Personal information
- Date of birth: 1 June 1994 (age 30)
- Place of birth: Rome, Italy
- Position(s): Forward

Team information
- Current team: Aprilia

Youth career
- 0000–2013: Parma

Senior career*
- Years: Team / Apps / (Gls)
- 2013–2014: Parma / 0 / (0)
- 2013: → Foligno (loan) / 4 / (0)
- 2013–2014: → Nocerina (loan) / 0 / (0)
- 2014: Lamezia / 4 / (0)
- 2014–: Aprilia / 0 / (0)

= Gianpiero Tozzi =

Italian footballer

Gianpiero Tozzi (born 1 June 1994) is an Italian footballer who plays for Italian Serie D club Aprilia.

==Biography==
Born in Rome, capital of Italy, Tozzi started his career at Parma F.C. On 1 February 2013 he was signed by Foligno.
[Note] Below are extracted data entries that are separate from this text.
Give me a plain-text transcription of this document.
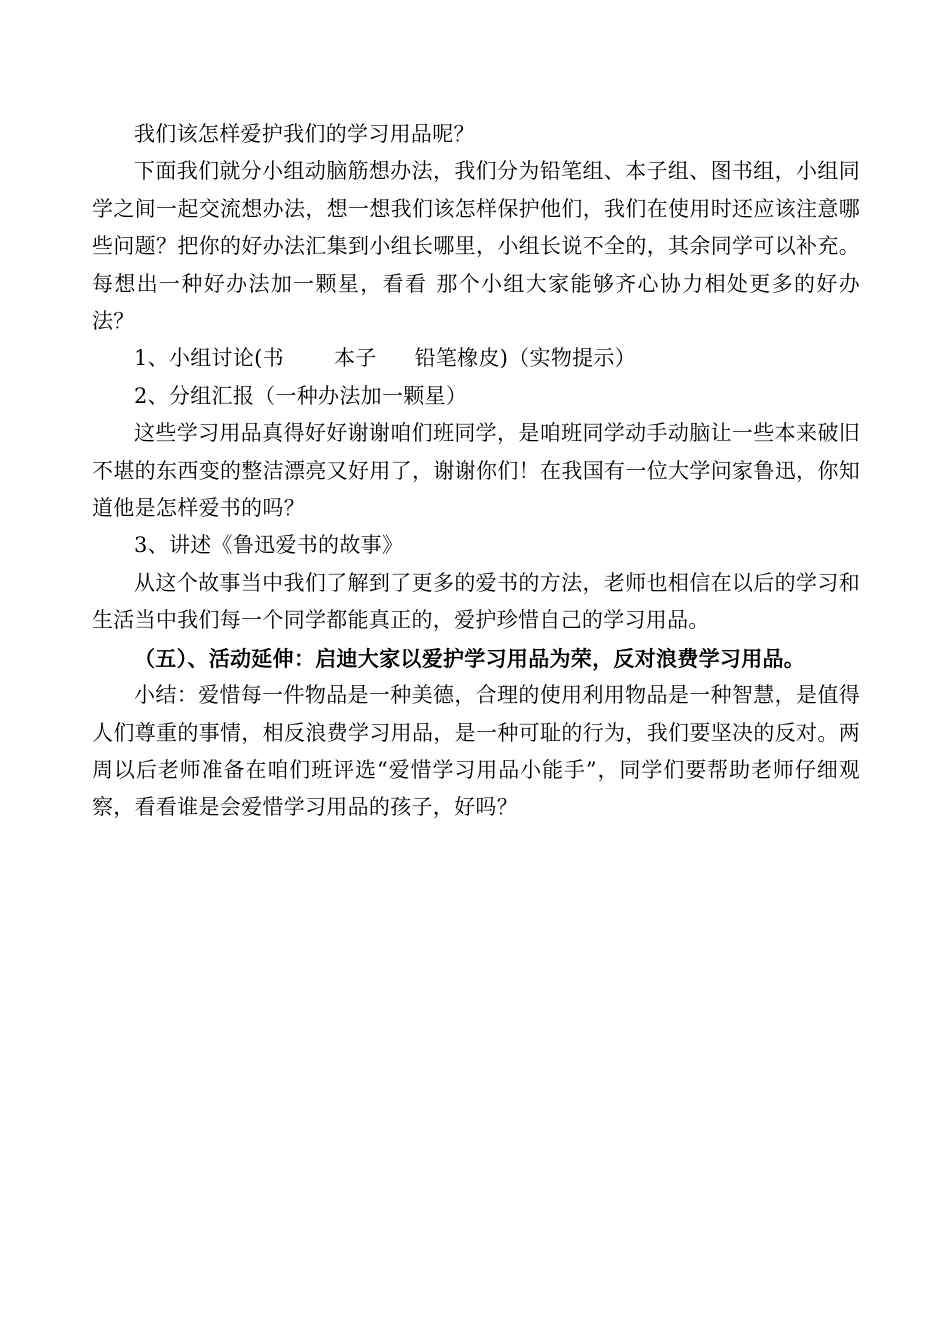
我们该怎样爱护我们的学习用品呢？

下面我们就分小组动脑筋想办法，我们分为铅笔组、本子组、图书组，小组同学之间一起交流想办法，想一想我们该怎样保护他们，我们在使用时还应该注意哪些问题？把你的好办法汇集到小组长哪里，小组长说不全的，其余同学可以补充。每想出一种好办法加一颗星，看看 那个小组大家能够齐心协力相处更多的好办法？

1、小组讨论(书 本子 铅笔橡皮)（实物提示）

2、分组汇报（一种办法加一颗星）

这些学习用品真得好好谢谢咱们班同学，是咱班同学动手动脑让一些本来破旧不堪的东西变的整洁漂亮又好用了，谢谢你们！在我国有一位大学问家鲁迅，你知道他是怎样爱书的吗？

3、讲述《鲁迅爱书的故事》

从这个故事当中我们了解到了更多的爱书的方法，老师也相信在以后的学习和生活当中我们每一个同学都能真正的，爱护珍惜自己的学习用品。

（五）、活动延伸：启迪大家以爱护学习用品为荣，反对浪费学习用品。

小结：爱惜每一件物品是一种美德，合理的使用利用物品是一种智慧，是值得人们尊重的事情，相反浪费学习用品，是一种可耻的行为，我们要坚决的反对。两周以后老师准备在咱们班评选“爱惜学习用品小能手”，同学们要帮助老师仔细观察，看看谁是会爱惜学习用品的孩子，好吗？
In summer 2013, he left for Nocerina, along with Parma "team-mate" Carlo Crialese and Raffaele Rosato. After the club was expelled from the league, Tozzi was signed by Lamezia along with Giovanbattista Catalano on 23 January 2014.

In summer 2014 Tozzi left for Serie D club Aprilia.